The Purdue researchers’ sensors are based on a similar design. Attaching them directly to the surface of the brain greatly reduces uncertainty as well as ambient signals that create noise. Effective signal processing, such as what we develop at Rock West, can utilize a variety of mathematical algorithms and hardware filters to further identify and remove noise. The final result after applying modern signal processing techniques will provide data that can further neurology research in the years to come.

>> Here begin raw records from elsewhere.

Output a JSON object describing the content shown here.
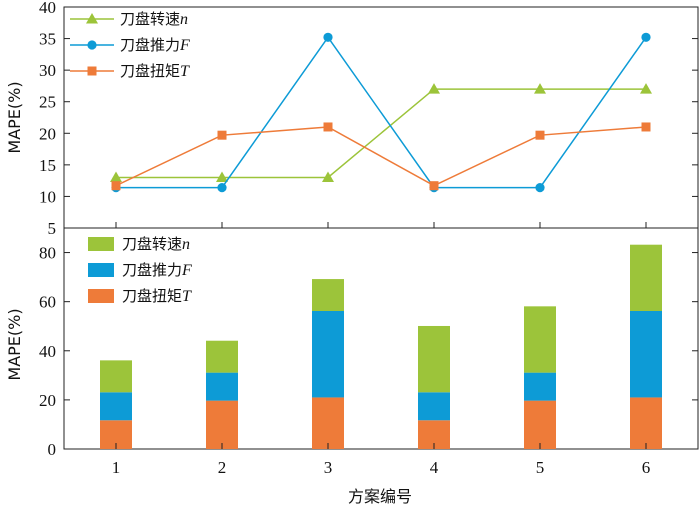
{
  "colors": {
    "speed": "#9cc43a",
    "thrust": "#0d9bd6",
    "torque": "#ee7b39"
  },
  "chart_data": [
    {
      "type": "line",
      "ylabel": "MAPE(%)",
      "ylim": [
        5,
        40
      ],
      "yticks": [
        5,
        10,
        15,
        20,
        25,
        30,
        35,
        40
      ],
      "x": [
        1,
        2,
        3,
        4,
        5,
        6
      ],
      "legend_position": "top-left",
      "series": [
        {
          "key": "speed",
          "name": "刀盘转速",
          "var": "n",
          "marker": "triangle",
          "values": [
            13,
            13,
            13,
            27,
            27,
            27
          ]
        },
        {
          "key": "thrust",
          "name": "刀盘推力",
          "var": "F",
          "marker": "circle",
          "values": [
            11.4,
            11.4,
            35.2,
            11.4,
            11.4,
            35.2
          ]
        },
        {
          "key": "torque",
          "name": "刀盘扭矩",
          "var": "T",
          "marker": "square",
          "values": [
            11.7,
            19.7,
            21,
            11.7,
            19.7,
            21
          ]
        }
      ]
    },
    {
      "type": "bar",
      "stacked": true,
      "ylabel": "MAPE(%)",
      "xlabel": "方案编号",
      "ylim": [
        0,
        90
      ],
      "yticks": [
        0,
        20,
        40,
        60,
        80
      ],
      "categories": [
        "1",
        "2",
        "3",
        "4",
        "5",
        "6"
      ],
      "legend_position": "top-left",
      "series": [
        {
          "key": "speed",
          "name": "刀盘转速",
          "var": "n",
          "values": [
            13,
            13,
            13,
            27,
            27,
            27
          ]
        },
        {
          "key": "thrust",
          "name": "刀盘推力",
          "var": "F",
          "values": [
            11.4,
            11.4,
            35.2,
            11.4,
            11.4,
            35.2
          ]
        },
        {
          "key": "torque",
          "name": "刀盘扭矩",
          "var": "T",
          "values": [
            11.7,
            19.7,
            21,
            11.7,
            19.7,
            21
          ]
        }
      ],
      "stack_order": [
        "torque",
        "thrust",
        "speed"
      ]
    }
  ]
}
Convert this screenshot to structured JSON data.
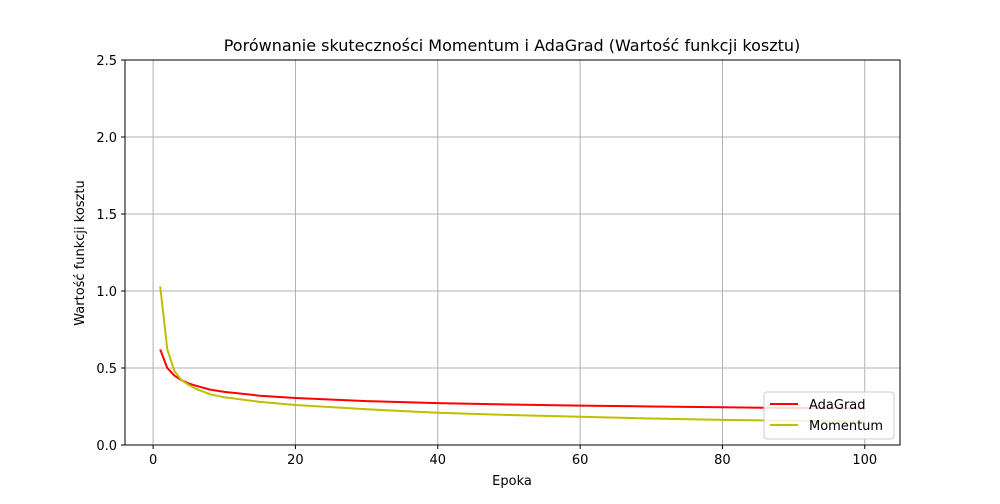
{
  "chart_data": {
    "type": "line",
    "title": "Porównanie skuteczności Momentum i AdaGrad (Wartość funkcji kosztu)",
    "xlabel": "Epoka",
    "ylabel": "Wartość funkcji kosztu",
    "xlim": [
      -3.95,
      104.95
    ],
    "ylim": [
      0,
      2.5
    ],
    "xticks": [
      0,
      20,
      40,
      60,
      80,
      100
    ],
    "yticks": [
      0.0,
      0.5,
      1.0,
      1.5,
      2.0,
      2.5
    ],
    "ytick_labels": [
      "0.0",
      "0.5",
      "1.0",
      "1.5",
      "2.0",
      "2.5"
    ],
    "grid": true,
    "legend_position": "lower right",
    "series": [
      {
        "name": "AdaGrad",
        "color": "#ff0000",
        "x": [
          1,
          2,
          3,
          4,
          5,
          6,
          8,
          10,
          15,
          20,
          30,
          40,
          50,
          60,
          70,
          80,
          90,
          100
        ],
        "y": [
          0.62,
          0.5,
          0.45,
          0.42,
          0.4,
          0.385,
          0.36,
          0.345,
          0.32,
          0.305,
          0.285,
          0.272,
          0.263,
          0.256,
          0.25,
          0.245,
          0.24,
          0.237
        ]
      },
      {
        "name": "Momentum",
        "color": "#bfbf00",
        "x": [
          1,
          2,
          3,
          4,
          5,
          6,
          8,
          10,
          15,
          20,
          30,
          40,
          50,
          60,
          70,
          80,
          90,
          100
        ],
        "y": [
          1.03,
          0.62,
          0.48,
          0.42,
          0.39,
          0.365,
          0.33,
          0.31,
          0.28,
          0.26,
          0.232,
          0.21,
          0.195,
          0.183,
          0.172,
          0.163,
          0.157,
          0.153
        ]
      }
    ]
  }
}
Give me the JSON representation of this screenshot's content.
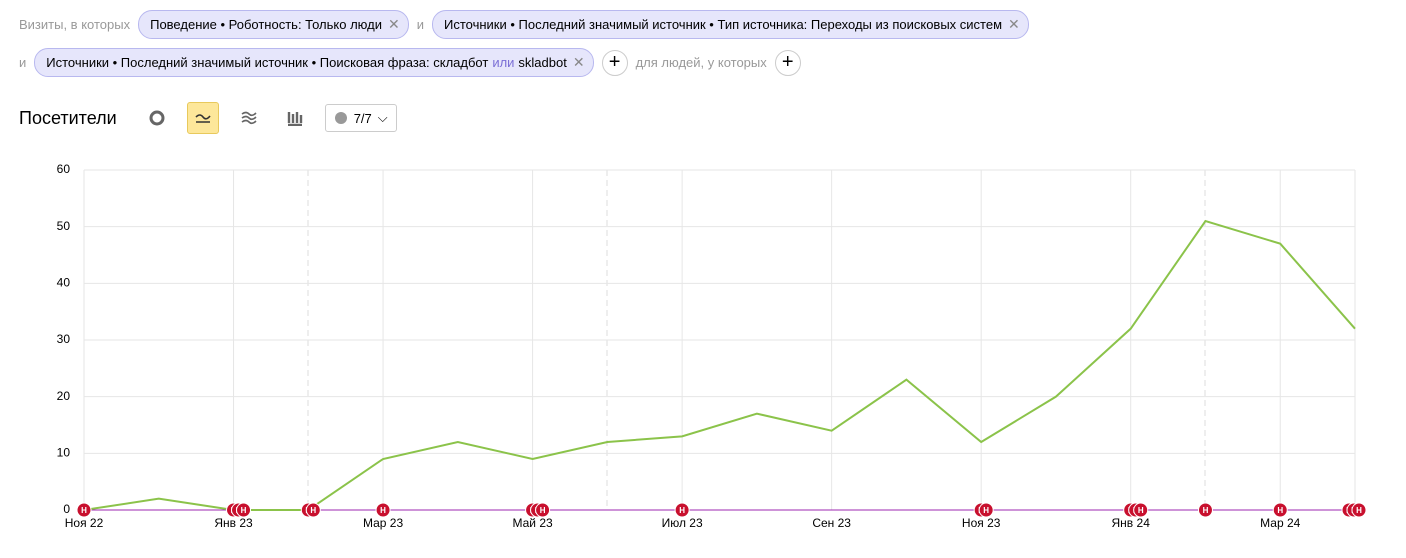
{
  "filters": {
    "lead": "Визиты, в которых",
    "joiner_1": "и",
    "chip_1": "Поведение • Роботность: Только люди",
    "chip_2": "Источники • Последний значимый источник • Тип источника: Переходы из поисковых систем",
    "joiner_2": "и",
    "chip_3_a": "Источники • Последний значимый источник • Поисковая фраза: складбот",
    "chip_3_or": "или",
    "chip_3_b": "skladbot",
    "people": "для людей, у которых"
  },
  "toolbar": {
    "title": "Посетители",
    "counter": "7/7"
  },
  "chart_data": {
    "type": "line",
    "categories": [
      "Ноя 22",
      null,
      "Янв 23",
      null,
      "Мар 23",
      null,
      "Май 23",
      null,
      "Июл 23",
      null,
      "Сен 23",
      null,
      "Ноя 23",
      null,
      "Янв 24",
      null,
      "Мар 24",
      null
    ],
    "series": [
      {
        "name": "Посетители",
        "color": "#8bc34a",
        "values": [
          0,
          2,
          0,
          0,
          9,
          12,
          9,
          12,
          13,
          17,
          14,
          23,
          12,
          20,
          32,
          51,
          47,
          32
        ]
      }
    ],
    "ylim": [
      0,
      60
    ],
    "yticks": [
      0,
      10,
      20,
      30,
      40,
      50,
      60
    ],
    "grid": true,
    "annotations": {
      "label": "Н",
      "at": [
        0,
        2,
        2,
        2,
        3,
        3,
        4,
        6,
        6,
        6,
        8,
        12,
        12,
        14,
        14,
        14,
        15,
        16,
        17,
        17,
        17
      ]
    }
  }
}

Making Sense of the Signals

Purdue’s chip is size of a small freckle, yet it can read thousands of signals, leading to further understanding into the human brain and its conditions. These signals can vary greatly, but one example is found in the peripheral nervous system, which serves as a link between the central nervous system and organs and limbs. Signals in the peripheral nervous system originate from senses such as taste and touch, or even from autonomic functions which regulate the heart or other organs. When these signals are confused, the result can be devasting to the human body.

Peripheral neuropathy affects approximately 20 million people in the United States and can result in confused communication between the brain other parts of the body [2]. There are over 100 types of neuropathy, with symptoms that include numbness, pricking sensations, muscle weakness, pain, paralysis, or even organ failure. As doctors and researchers begin to make sense of the signal’s obtained from Purdue’s device, it could help in the diagnosis of type and treatment of neurological disorders by providing more information into the way that neurons are firing.

When combined with signal processing, Purdue’s developments into “mind-reading” have potential to shape the future of neurology. This device paves the way for future brain implant applications, as well as introduces more data which can be applied toward neurology research.